> Besides, what is the human brain if not a machine that generates "tokens" that...

breuleux · 2026-02-05T21:03:08 1770325388

The point is that "predicting the next token" is such a general mechanism as to be meaningless. We say that LLMs are "just" predicting the next token, as if this somehow explained all there was to them. It doesn't, not any more than "the brain is made out of atoms" explains the brain, or "it's a list of lists" explains a Lisp program. It's a platitude.

esafak · 2026-02-06T01:10:37 1770340237

It's not meaningless, it's a prediction task, and prediction is commonly held to be closely related if not synonymous with intelligence.

breuleux · 2026-02-06T15:08:08 1770390488

In the case of LLMs, "prediction" is overselling it somewhat. They are token sequence generators. Calling these sequences "predictions" vaguely corresponds to our own intent with respect to training these machines, because we use the value of the next token as a signal to either reinforce or get away from the current behavior. But there's nothing intrinsic in the inference math that says they are predictors, and we typically run inference with a high enough temperature that we don't actually generate the max likelihood tokens anyway.

The whole terminology around these things is hopelessly confused.

holoduke · 2026-02-05T20:31:22 1770323482

Well it's the prediction part that is complicated. How that works is a mystery. But even our LLMs are for a certain part a mystery.

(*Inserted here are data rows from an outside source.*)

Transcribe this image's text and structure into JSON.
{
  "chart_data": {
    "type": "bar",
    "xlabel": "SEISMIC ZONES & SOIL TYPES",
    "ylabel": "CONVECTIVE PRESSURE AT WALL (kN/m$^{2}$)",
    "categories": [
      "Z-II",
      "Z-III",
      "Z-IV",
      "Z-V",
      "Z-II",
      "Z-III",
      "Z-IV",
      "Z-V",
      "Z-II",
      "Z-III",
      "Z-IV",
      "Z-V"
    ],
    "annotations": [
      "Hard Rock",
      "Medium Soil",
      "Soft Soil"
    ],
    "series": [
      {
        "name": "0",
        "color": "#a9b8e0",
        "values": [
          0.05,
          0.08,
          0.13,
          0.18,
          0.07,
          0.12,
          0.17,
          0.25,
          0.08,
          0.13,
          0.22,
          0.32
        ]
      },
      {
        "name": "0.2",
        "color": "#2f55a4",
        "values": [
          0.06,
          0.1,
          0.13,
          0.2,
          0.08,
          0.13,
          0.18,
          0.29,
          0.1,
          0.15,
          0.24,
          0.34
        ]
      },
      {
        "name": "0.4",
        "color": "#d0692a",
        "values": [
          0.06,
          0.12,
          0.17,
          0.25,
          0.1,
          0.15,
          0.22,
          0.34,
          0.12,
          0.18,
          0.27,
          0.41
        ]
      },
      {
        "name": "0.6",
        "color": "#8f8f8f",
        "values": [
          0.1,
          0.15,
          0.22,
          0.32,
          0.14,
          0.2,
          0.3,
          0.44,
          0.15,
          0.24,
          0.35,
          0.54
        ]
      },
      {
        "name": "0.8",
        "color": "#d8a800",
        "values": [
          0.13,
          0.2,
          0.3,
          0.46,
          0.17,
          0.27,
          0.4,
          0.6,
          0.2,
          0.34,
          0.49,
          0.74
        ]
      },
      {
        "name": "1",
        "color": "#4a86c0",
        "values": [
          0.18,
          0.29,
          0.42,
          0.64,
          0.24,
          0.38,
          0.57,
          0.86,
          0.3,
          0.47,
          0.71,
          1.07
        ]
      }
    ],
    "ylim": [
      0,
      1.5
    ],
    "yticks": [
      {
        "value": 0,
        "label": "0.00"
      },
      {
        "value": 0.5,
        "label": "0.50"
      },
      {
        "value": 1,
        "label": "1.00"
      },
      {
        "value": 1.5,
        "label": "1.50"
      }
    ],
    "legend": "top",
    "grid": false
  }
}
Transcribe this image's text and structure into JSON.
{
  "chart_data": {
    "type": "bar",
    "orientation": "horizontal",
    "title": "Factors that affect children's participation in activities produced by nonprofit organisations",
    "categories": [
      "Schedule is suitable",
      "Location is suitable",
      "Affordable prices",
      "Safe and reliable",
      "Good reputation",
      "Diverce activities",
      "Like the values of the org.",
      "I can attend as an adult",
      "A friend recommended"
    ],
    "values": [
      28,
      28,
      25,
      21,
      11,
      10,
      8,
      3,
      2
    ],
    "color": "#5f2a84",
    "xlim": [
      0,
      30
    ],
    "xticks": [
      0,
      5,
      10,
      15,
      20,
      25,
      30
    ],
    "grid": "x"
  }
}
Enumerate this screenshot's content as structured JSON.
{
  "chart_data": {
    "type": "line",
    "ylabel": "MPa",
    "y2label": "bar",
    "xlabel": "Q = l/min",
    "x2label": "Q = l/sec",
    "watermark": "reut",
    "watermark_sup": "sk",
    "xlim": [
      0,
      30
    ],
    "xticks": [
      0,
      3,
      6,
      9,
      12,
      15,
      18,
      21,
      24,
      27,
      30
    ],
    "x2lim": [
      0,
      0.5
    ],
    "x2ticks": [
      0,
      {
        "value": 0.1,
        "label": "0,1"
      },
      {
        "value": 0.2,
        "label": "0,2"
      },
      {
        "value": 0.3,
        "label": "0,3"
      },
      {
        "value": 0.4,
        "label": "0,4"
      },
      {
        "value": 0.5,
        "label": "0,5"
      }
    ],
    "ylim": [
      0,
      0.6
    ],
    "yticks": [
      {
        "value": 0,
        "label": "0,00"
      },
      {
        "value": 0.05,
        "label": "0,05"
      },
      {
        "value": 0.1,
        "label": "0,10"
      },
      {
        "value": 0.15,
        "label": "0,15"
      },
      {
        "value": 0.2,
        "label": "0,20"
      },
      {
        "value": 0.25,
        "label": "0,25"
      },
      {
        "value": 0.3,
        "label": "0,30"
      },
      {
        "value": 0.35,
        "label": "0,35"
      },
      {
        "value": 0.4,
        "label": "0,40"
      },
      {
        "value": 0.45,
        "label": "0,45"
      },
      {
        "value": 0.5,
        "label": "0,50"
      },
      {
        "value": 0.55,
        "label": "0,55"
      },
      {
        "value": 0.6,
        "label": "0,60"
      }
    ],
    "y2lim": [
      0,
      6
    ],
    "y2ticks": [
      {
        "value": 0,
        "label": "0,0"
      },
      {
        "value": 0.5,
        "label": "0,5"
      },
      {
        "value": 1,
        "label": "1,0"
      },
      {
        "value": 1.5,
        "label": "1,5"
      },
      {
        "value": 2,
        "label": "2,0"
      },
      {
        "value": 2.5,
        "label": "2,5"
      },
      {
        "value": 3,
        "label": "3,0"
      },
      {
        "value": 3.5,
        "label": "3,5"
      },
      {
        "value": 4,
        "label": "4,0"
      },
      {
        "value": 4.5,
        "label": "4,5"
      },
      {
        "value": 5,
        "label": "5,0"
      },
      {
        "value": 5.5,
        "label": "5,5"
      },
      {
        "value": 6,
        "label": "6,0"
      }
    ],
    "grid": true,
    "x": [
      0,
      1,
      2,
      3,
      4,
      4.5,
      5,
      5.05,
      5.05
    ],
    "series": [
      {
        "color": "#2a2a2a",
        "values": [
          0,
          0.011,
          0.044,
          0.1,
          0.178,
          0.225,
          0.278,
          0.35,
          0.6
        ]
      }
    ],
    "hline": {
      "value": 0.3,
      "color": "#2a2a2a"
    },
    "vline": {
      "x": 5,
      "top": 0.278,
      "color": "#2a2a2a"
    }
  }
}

unshavedyak · 2026-02-05T21:14:46 1770326086

I mean.. i don't think that statement is far off. Much of what we do is entirely about predicting the world around us, no? Physics (where the ball will land) to emotional state of others based on our actions (theory of mind), we operate very heavily based on a predictive model of the world around us.

Couple that with all the automatic processes in our mind (filled in blanks that we didn't observe, yet will be convinced we did observe them), hormone states that drastically affect our thoughts and actions..

and the result? I'm not a big believer in our uniqueness or level of autonomy as so many think we have.

With that said i am in no way saying LLMs are even close to us, or are even remotely close to the right implementation to be close to us. The level of complexity in our "stack" alone dwarfs LLMs. I'm not even sure LLMs are up to a worms brain yet.